World
Keir Starmer resigns amid Labour crisis and leadership challenge
Keir Starmer resigned as leader of the Labour Party and, by extension, as U.K. prime minister after months of mounting pressure that turned a political setback into a full leadership crisis. The immediate trigger was not one scandal alone, but a collapse in confidence inside Labour after poor local and regional election results in early May and a leadership challenge that tightened around Starmer’s office in recent days.
The most damaging political blow came from the fallout over Peter Mandelson. Starmer has not been linked to wrongdoing in the Epstein files, but his decision to appoint Mandelson as ambassador to Washington drew fierce criticism because of Mandelson’s long relationship with Jeffrey Epstein and the questions it raised about what Starmer knew, and when. Starmer later fired Mandelson, yet the episode continued to erode his authority and gave opponents, and some allies, a reason to demand he go.

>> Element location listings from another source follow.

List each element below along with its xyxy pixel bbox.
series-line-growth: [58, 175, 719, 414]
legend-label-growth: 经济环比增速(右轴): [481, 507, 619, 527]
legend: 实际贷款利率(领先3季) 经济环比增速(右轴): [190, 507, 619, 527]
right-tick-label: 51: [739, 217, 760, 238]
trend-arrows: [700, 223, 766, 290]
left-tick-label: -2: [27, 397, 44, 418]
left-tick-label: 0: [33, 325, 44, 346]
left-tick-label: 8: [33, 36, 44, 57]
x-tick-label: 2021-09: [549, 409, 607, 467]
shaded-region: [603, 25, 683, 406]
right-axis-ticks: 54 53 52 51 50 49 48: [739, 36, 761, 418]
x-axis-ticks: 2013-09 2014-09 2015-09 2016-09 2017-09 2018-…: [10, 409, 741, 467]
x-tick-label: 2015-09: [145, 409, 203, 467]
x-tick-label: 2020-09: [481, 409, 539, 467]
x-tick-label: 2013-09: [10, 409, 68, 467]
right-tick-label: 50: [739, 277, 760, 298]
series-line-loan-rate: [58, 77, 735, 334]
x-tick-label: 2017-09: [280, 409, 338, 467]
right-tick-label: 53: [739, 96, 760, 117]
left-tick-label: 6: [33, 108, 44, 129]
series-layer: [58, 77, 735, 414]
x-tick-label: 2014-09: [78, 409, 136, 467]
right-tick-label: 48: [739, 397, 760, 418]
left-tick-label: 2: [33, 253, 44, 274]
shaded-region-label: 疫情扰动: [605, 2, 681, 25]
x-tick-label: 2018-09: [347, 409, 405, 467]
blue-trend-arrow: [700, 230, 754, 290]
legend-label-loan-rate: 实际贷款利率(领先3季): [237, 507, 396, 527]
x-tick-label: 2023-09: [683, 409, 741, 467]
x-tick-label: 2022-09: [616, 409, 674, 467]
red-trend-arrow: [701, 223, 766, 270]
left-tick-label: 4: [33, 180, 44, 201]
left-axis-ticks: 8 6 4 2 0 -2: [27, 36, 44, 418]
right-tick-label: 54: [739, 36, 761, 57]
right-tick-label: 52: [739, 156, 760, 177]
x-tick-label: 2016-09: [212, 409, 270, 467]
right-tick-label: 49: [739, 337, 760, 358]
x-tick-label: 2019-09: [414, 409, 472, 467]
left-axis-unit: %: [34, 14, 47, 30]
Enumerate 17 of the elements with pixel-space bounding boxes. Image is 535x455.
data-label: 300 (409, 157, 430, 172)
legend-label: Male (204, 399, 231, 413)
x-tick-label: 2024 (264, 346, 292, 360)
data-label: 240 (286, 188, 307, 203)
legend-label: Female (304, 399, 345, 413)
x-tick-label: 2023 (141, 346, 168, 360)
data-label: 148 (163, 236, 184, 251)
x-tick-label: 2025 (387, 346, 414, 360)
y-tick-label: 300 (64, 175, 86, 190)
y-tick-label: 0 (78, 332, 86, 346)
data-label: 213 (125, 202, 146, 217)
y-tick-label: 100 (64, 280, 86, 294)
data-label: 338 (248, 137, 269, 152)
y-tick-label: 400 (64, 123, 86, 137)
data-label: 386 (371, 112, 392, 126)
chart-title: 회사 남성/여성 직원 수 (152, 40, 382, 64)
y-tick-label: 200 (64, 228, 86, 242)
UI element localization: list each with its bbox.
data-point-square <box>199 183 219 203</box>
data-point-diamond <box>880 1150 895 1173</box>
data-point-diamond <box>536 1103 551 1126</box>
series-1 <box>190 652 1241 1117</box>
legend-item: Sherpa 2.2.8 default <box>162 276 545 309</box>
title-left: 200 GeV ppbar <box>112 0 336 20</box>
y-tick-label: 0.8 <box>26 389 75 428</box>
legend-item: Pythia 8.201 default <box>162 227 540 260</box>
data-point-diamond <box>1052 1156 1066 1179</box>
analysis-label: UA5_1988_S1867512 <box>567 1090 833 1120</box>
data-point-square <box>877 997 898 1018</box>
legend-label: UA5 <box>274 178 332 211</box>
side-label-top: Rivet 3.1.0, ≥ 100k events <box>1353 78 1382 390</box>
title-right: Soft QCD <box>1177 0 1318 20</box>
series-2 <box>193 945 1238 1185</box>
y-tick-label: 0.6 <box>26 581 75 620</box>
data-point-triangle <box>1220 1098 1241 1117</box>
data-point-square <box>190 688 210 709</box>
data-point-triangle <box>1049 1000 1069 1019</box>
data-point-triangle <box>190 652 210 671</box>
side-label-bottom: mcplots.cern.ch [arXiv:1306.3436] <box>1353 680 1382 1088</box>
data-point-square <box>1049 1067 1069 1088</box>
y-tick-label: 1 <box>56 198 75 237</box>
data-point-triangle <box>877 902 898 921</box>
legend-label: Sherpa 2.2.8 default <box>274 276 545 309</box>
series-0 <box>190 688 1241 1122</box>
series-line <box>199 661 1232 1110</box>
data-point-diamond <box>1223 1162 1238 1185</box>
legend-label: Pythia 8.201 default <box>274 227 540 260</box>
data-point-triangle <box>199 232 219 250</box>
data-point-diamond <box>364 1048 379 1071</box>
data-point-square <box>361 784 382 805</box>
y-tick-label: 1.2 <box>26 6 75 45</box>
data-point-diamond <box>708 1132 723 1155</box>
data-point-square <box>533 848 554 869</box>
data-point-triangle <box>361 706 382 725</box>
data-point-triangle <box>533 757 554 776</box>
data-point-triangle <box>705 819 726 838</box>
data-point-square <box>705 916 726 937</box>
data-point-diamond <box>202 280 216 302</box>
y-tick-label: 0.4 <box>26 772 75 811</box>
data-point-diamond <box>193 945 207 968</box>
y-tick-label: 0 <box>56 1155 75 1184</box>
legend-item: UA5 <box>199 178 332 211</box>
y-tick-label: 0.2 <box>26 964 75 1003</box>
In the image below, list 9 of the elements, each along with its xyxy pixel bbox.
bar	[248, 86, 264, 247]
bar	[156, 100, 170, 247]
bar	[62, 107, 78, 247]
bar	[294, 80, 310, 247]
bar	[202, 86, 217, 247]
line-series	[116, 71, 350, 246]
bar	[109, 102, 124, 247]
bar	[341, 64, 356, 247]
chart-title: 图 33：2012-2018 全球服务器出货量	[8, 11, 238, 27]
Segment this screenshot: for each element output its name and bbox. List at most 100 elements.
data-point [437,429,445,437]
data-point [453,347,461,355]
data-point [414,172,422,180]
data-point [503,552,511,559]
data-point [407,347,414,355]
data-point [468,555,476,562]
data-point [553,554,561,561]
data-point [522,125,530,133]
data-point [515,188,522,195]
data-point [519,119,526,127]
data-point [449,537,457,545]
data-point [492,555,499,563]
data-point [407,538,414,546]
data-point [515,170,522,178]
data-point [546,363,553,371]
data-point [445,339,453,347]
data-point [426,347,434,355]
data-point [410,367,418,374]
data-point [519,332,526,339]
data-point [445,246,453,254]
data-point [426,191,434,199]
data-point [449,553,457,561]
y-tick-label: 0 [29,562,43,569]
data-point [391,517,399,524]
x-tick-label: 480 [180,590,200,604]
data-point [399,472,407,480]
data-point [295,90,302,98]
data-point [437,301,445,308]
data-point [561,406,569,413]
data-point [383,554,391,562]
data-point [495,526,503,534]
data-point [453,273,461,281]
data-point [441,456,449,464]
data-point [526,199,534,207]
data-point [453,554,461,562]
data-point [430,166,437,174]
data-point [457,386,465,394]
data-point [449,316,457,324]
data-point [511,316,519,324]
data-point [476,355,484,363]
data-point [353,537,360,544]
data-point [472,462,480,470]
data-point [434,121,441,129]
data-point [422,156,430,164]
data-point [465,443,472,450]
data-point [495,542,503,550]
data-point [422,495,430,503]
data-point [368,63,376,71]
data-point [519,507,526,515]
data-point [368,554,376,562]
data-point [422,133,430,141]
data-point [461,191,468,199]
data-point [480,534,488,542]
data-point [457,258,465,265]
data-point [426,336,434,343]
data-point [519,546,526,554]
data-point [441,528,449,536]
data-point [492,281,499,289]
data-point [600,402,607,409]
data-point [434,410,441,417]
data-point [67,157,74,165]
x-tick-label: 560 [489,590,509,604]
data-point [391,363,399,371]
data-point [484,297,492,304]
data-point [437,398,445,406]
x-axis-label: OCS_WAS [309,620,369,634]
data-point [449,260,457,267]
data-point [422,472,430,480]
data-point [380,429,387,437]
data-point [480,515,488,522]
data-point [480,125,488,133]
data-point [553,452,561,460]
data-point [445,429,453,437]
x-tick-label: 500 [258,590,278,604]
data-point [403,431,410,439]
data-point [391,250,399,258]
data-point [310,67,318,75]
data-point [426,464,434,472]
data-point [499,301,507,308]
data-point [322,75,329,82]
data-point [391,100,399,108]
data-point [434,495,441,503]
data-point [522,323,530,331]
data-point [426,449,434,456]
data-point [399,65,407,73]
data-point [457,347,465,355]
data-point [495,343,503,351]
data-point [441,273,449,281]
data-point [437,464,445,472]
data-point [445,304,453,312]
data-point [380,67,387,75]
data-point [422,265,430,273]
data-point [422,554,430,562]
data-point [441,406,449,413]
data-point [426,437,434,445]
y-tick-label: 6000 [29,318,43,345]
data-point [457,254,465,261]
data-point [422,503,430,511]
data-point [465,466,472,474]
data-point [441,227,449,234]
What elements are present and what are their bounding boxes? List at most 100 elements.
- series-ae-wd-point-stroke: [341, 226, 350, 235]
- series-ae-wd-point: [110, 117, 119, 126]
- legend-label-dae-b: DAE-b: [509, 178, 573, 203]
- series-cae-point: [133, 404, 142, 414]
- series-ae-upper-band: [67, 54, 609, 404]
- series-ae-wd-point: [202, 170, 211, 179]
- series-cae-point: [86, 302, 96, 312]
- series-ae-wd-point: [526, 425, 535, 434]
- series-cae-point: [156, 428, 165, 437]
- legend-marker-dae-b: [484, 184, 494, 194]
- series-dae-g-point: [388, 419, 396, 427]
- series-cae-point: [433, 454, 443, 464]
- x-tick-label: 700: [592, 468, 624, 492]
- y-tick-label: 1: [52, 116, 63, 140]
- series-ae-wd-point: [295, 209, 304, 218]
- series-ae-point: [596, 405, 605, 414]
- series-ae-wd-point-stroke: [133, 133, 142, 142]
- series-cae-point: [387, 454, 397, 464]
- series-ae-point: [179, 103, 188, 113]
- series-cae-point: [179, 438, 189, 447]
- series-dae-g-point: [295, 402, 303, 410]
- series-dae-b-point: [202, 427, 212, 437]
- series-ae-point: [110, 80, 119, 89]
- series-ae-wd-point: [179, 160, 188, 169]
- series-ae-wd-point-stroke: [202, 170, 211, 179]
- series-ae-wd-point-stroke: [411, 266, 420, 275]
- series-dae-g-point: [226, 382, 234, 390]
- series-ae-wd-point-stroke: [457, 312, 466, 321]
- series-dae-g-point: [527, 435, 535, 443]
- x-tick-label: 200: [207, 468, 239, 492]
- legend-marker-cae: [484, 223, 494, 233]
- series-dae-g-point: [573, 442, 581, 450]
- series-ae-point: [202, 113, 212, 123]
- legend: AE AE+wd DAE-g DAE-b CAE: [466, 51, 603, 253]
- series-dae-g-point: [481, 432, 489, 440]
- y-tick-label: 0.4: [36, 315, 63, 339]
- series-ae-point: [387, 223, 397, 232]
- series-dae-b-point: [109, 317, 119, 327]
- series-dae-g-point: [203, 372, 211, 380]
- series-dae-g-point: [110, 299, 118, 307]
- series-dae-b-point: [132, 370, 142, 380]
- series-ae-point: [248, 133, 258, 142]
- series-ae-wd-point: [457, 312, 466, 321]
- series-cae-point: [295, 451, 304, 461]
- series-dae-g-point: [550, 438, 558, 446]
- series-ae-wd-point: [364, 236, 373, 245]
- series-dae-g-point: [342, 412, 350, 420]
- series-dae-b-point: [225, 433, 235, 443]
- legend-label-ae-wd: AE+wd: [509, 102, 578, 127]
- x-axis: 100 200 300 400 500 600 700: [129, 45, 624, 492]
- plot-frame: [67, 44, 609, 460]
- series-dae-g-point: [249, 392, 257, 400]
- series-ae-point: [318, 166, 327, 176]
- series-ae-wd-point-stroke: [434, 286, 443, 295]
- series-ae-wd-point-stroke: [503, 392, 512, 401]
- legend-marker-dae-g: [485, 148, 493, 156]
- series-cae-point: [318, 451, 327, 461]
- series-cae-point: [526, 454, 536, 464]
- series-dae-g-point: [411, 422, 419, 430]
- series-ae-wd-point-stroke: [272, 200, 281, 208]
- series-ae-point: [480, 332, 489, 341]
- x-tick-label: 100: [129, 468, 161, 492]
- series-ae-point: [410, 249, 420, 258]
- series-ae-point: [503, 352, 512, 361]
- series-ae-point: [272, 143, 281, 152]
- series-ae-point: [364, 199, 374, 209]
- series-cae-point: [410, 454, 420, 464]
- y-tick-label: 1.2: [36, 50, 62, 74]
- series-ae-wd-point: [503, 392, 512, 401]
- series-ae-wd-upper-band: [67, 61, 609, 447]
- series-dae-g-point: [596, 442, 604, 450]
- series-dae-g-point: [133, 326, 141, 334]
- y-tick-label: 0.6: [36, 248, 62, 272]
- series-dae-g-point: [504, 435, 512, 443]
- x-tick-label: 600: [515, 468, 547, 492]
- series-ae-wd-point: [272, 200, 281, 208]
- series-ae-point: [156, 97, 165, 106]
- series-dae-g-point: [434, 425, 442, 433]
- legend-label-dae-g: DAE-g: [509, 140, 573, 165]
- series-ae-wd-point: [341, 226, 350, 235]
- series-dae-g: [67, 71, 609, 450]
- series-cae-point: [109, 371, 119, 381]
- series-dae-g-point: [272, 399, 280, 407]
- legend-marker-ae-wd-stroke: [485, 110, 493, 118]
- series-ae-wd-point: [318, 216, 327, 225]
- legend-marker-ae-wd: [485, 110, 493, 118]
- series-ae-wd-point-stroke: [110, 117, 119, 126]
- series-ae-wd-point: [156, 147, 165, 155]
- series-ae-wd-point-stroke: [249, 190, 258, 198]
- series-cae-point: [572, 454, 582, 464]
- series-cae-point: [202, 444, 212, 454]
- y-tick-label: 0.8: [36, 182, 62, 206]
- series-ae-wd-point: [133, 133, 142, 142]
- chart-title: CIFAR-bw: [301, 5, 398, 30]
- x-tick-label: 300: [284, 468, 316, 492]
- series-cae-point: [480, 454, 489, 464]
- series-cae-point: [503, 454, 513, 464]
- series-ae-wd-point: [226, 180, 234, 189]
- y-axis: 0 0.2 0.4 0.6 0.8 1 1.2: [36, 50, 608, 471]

Starmer’s resignation also opened the door to a succession battle that could reshape Labour and the wider British government. Andy Burnham, the former Manchester mayor, emerged as the leading successor after winning a special election on June 18 and returning to Parliament, a necessary step because British prime ministers are normally drawn from sitting members of the House of Commons. Starmer’s exit could make him the U.K.’s seventh leader in 10 years, a stark measure of the instability that has marked British politics in the post-Brexit era.
Under Labour Party rules, a challenger needs the backing of 20% of Labour MPs to force a leadership contest, a threshold raised from 10% in 2021. If a contest is triggered, the incumbent leader is automatically on the ballot and party members choose the winner in a preferential vote. By May 12, a fifth of Labour MPs were already calling on Starmer to step down, and four Cabinet ministers had resigned, underscoring how far his support had eroded inside his own party.

In a resignation statement outside 10 Downing Street, Starmer said he had spoken to King Charles III and would remain in office until a new Labour leader is chosen, aiming for an orderly transfer of power. For Washington, the episode is a reminder that elite networks and personal associations can abruptly destabilize allied governments, with immediate consequences for diplomacy as well as domestic politics.